I wanted to do a brief discussion of Dave Thomas's 19th Code Kata. The gist of the problem is that given a wordlist of words can you determine a path from a source word to an end word, changing only one letter at a time, such that every intermediate step is also a valid word in the dictionary. For instance, the supplied example from 'cat' to 'dog' is: cat, cot, cog, dog. The general idea behind these code katas is that they are designed to be well-formed coding exercises to give programmers a chance to stretch and develop new skills. I've written more graph algorithms that run in a single-process space than I'd care to discuss (here's a simple graph implementation I wrote to learn Google's Go for instance Go-lang datastructures ), so I wanted to solve this one using a different paradigm of problem solving. For this one I wanted to write it as a MapReduce job. I'm familiar with CouchDB and it's built-in MapReduce implementation, but I wanted to go with something that worked in a fully-distributed mode as well as serve as practice for Hadoop. I love all my NoSQL options. The code for this discussion, as well as instructions to setup and run, is available at : codekata19-mapreduce. For the sake of discussion, let's decompose the problem into two subproblems: graph construction and graph traversal.
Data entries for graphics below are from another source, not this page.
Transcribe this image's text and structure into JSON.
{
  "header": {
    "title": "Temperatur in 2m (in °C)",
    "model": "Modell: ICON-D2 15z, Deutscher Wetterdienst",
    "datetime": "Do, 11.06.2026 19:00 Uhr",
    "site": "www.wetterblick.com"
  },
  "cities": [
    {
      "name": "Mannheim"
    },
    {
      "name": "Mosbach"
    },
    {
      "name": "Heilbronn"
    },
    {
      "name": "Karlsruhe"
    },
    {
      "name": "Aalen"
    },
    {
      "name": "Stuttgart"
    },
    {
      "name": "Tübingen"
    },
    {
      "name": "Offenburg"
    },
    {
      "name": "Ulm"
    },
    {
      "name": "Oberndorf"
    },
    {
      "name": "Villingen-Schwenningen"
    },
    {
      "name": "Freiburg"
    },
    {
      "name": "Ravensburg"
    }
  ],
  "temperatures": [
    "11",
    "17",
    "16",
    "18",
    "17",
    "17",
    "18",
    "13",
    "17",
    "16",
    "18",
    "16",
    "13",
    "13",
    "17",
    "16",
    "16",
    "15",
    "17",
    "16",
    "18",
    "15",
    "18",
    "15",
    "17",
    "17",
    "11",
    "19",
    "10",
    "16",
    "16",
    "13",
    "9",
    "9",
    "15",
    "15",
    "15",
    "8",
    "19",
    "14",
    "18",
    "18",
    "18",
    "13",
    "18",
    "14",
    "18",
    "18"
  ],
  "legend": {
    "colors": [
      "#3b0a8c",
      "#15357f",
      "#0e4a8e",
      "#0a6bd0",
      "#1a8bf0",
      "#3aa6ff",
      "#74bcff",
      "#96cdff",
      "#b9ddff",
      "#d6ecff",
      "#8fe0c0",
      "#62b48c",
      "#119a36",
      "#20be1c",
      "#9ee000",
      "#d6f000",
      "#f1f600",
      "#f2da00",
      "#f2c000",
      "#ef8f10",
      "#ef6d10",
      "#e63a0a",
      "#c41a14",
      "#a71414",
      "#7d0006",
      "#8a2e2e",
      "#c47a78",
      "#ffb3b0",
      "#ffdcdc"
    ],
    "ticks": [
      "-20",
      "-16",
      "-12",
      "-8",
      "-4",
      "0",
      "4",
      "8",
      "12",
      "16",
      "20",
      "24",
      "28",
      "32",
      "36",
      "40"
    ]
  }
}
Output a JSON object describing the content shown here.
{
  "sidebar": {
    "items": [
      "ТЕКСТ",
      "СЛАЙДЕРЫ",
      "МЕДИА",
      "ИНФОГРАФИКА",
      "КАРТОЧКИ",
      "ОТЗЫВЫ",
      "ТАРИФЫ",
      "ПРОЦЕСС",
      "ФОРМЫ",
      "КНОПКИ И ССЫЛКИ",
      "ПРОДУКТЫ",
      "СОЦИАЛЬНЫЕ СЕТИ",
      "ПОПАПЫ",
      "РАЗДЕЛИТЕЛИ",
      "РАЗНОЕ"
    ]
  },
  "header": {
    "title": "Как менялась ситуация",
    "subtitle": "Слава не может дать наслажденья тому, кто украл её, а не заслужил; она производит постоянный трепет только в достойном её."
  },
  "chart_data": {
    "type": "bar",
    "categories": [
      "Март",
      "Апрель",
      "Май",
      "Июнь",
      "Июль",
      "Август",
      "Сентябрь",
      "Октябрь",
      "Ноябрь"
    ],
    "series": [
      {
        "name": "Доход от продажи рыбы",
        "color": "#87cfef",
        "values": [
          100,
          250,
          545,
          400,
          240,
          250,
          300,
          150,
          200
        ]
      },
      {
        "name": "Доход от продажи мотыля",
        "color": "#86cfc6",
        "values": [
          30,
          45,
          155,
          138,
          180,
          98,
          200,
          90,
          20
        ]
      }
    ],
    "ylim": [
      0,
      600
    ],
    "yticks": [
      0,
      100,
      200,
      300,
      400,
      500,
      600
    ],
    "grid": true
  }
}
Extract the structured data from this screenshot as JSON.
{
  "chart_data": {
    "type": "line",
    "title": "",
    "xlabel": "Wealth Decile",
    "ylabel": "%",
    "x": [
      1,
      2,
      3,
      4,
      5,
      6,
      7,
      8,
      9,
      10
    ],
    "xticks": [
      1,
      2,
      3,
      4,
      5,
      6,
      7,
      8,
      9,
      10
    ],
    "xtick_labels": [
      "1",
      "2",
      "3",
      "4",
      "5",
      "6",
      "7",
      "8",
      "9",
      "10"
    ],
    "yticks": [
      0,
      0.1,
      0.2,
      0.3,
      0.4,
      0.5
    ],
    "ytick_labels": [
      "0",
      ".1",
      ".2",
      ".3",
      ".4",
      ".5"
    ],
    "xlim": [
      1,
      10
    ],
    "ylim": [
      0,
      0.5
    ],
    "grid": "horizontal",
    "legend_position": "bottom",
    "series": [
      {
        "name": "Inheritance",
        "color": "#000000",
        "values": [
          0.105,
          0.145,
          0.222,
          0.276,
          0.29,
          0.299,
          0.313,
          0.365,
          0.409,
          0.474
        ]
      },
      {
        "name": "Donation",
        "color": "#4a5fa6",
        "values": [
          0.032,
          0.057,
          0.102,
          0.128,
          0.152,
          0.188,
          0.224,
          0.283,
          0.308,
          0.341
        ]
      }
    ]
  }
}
Problem 1 - Graph construction
Given a list of words, we need to construct a graph such that every vertex is a valid word and every edge represents a valid single-letter transform to get to the next vertex. To solve this using MapReduce we make the input set of data the wordlist. The only "global" information that we need to pass around with the actual processing job is the dictionary so each JVM/Mapper in the system knows what constitutes a valid word (this is done using Hadoop's DistributedCache mechanism). The Map function will emit a key for every valid, single-step transform we can determine as valid. So the output is essentially the edge-set of our graph. The reduce function's only job in this case is to make sure we don't have duplicates and to format the data in a way such that we can use this MapReduce job's output as the input to the next phase. The final results of this will look something like:
cat cog,|-1|WHITE|
with an intentional trailing pipe. The code for this MapReduce job is available here: CodeKata19.java.
Problem 2 - Graph traversal
Graph traversal in this case is a brute-force breadth-first search of the entire graph. Cailin has done an excellent writeup of parallel, distributed breadth-first search at (Breadth-first graph search using iterative map reduce algorithm). The only modification I made to the proposed setup was including a complete path after the last pipe. The algorithm will run until no more GRAY nodes exist in the network, meaning all reachable nodes from a selected start point have been reached. It's worth noting that instead of being the "fastest" implementation, which could easily fit inside a single-process space, this is more of an exercise in distributed algorithms. One of the key advantages is that once this completes running we have the single-source, all-destination pair shortest path result. The final result contains all shortest paths to all feasible solutions. The code for this MapReduce job is available here: CodeKata19Search.java.